[ How do I efficiently search a potentially large database? ]
This is more of a discussion.
We have a system which is multitenanted and will have tables that can have millions of rows. Our UI allows users to perform searches against these tables with many different search criterias -- so they can have any combination of these criteria.
It is not practical to index all these search columns in the database or to load the full tables in memory and then filter.
Can anybody point me in the correct direction for patterns/designs that tackles this issue?
Answer 1
I'm not aware of any pattern to solve the situation you describe. An unlimited number of rows, completely ad hoc queries, many simultaneous users? That's not a requirement; that's "anything goes".

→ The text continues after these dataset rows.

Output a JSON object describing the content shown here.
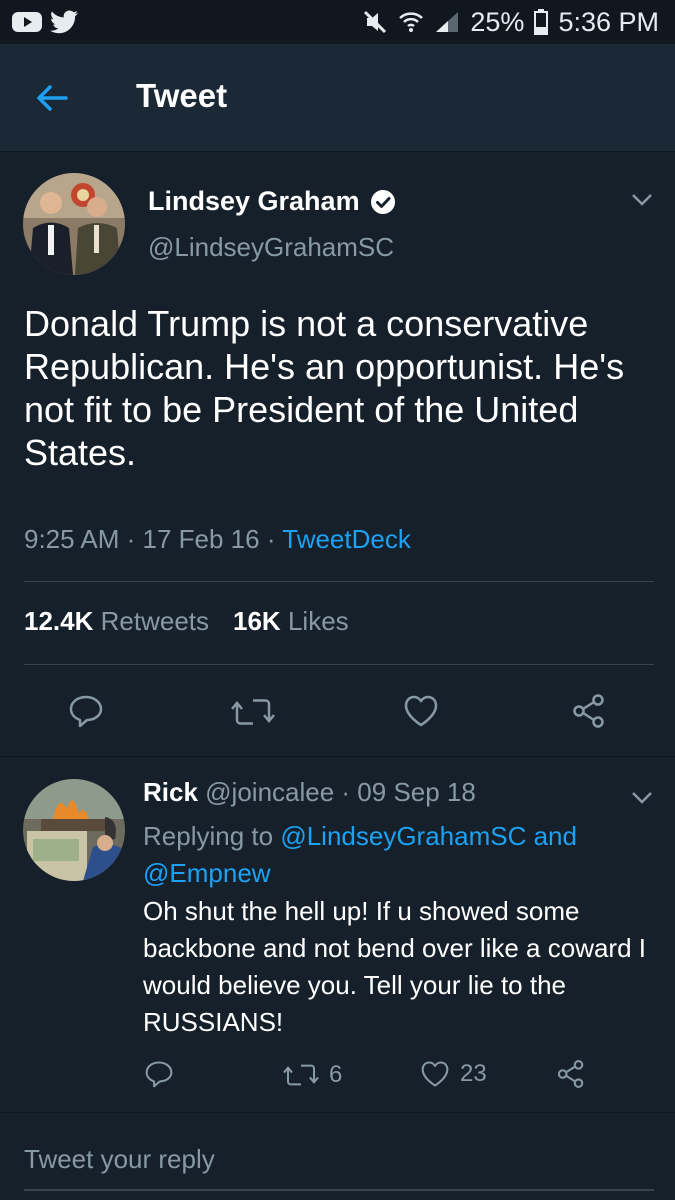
{
  "status_bar": {
    "battery": "25%",
    "time": "5:36 PM",
    "left_icons": [
      "youtube-icon",
      "twitter-icon"
    ],
    "right_icons": [
      "mute-icon",
      "wifi-icon",
      "signal-icon",
      "battery-icon"
    ]
  },
  "header": {
    "title": "Tweet"
  },
  "tweet": {
    "author_name": "Lindsey Graham",
    "handle": "@LindseyGrahamSC",
    "verified": true,
    "text": "Donald Trump is not a conservative Republican. He's an opportunist. He's not fit to be President of the United States.",
    "time": "9:25 AM",
    "sep1": " · ",
    "date": "17 Feb 16",
    "sep2": " · ",
    "source": "TweetDeck",
    "retweets_count": "12.4K",
    "retweets_label": "Retweets",
    "likes_count": "16K",
    "likes_label": "Likes"
  },
  "reply": {
    "name": "Rick",
    "handle": "@joincalee",
    "sep": " · ",
    "date": "09 Sep 18",
    "replying_prefix": "Replying to ",
    "replying_to": "@LindseyGrahamSC and @Empnew",
    "text": "Oh shut the hell up! If u showed some backbone and not bend over like a coward I would believe you. Tell your lie to the RUSSIANS!",
    "retweets": "6",
    "likes": "23"
  },
  "compose": {
    "placeholder": "Tweet your reply"
  },
  "colors": {
    "background": "#15202b",
    "header": "#1b2836",
    "accent": "#1da1f2",
    "secondary_text": "#8899a6",
    "divider": "#38444d"
  }
}
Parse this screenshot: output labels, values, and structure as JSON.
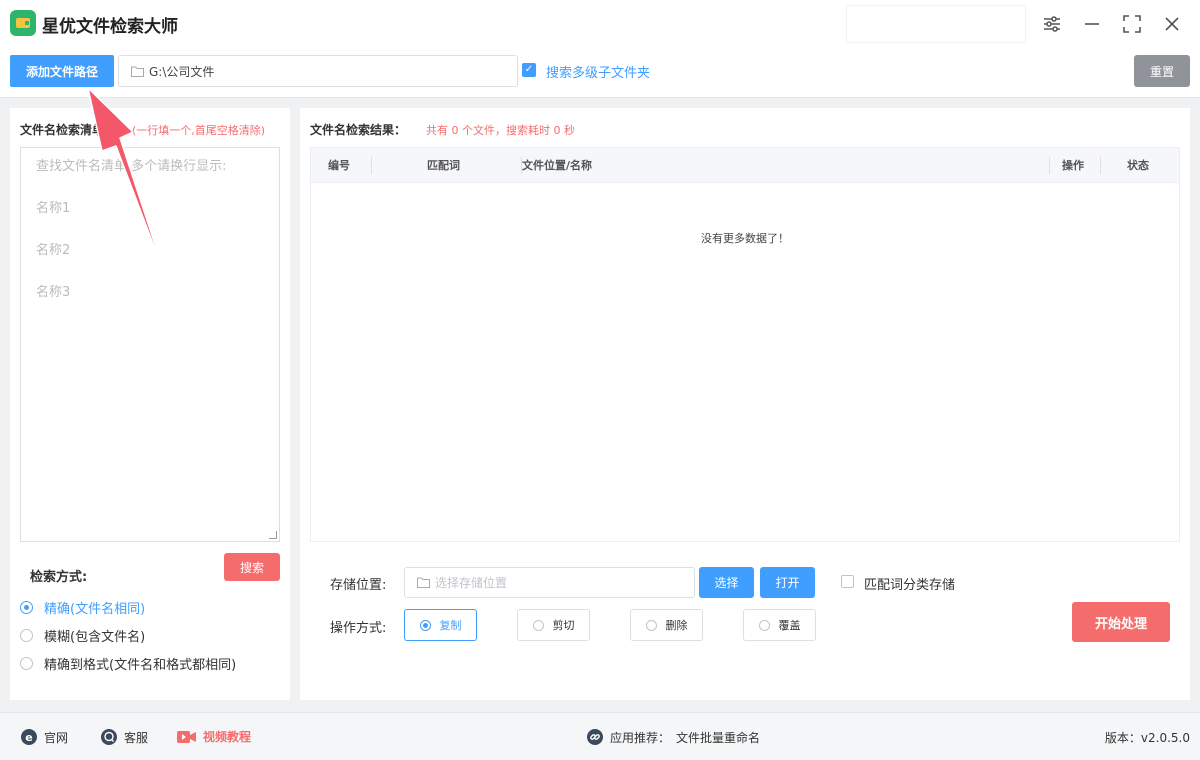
{
  "app": {
    "title": "星优文件检索大师"
  },
  "toolbar": {
    "add_path_label": "添加文件路径",
    "path_value": "G:\\公司文件",
    "subfolder_checked": true,
    "subfolder_label": "搜索多级子文件夹",
    "reset_label": "重置"
  },
  "left": {
    "title": "文件名检索清单：",
    "hint": "(一行填一个,首尾空格清除)",
    "placeholder_lines": [
      "查找文件名清单,多个请换行显示:",
      "名称1",
      "名称2",
      "名称3"
    ],
    "search_label": "搜索",
    "mode_title": "检索方式:",
    "modes": [
      {
        "label": "精确(文件名相同)",
        "selected": true
      },
      {
        "label": "模糊(包含文件名)",
        "selected": false
      },
      {
        "label": "精确到格式(文件名和格式都相同)",
        "selected": false
      }
    ]
  },
  "right": {
    "title": "文件名检索结果：",
    "stats": "共有 0 个文件，搜索耗时 0 秒",
    "columns": [
      "编号",
      "匹配词",
      "文件位置/名称",
      "操作",
      "状态"
    ],
    "empty_text": "没有更多数据了！",
    "storage_label": "存储位置:",
    "storage_placeholder": "选择存储位置",
    "choose_label": "选择",
    "open_label": "打开",
    "classify_label": "匹配词分类存储",
    "classify_checked": false,
    "operation_label": "操作方式:",
    "operations": [
      {
        "label": "复制",
        "selected": true
      },
      {
        "label": "剪切",
        "selected": false
      },
      {
        "label": "删除",
        "selected": false
      },
      {
        "label": "覆盖",
        "selected": false
      }
    ],
    "start_label": "开始处理"
  },
  "footer": {
    "website": "官网",
    "support": "客服",
    "video": "视频教程",
    "recommend_label": "应用推荐：",
    "recommend_app": "文件批量重命名",
    "version": "版本：v2.0.5.0"
  },
  "colors": {
    "primary": "#409eff",
    "danger": "#f56c6c",
    "gray": "#909399",
    "logo_green": "#2fb46c",
    "arrow": "#f4566a"
  }
}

I'll assume that this is a reporting database, not transactional. The data is read-only. Is that correct?
A data warehouse with a star schema would prescribe queries along thoughtfully designed dimensions. Users can roll up dimensions (e.g. time dimension allows users to roll up to day, week, month, quarter, year, etc.). But the logic to do so is executed on the database and coded in stored procedures.
I'd challenge the assertion that users need millions of rows on the middle tier. No user can take in millions of rows at once. Google returns the millions of pages returned by a single query twenty-five at a time.
Maybe you can stream down data sets that are used in a detached manner, analyzed using Excel or some other tool. But that's the best scenario I can envision.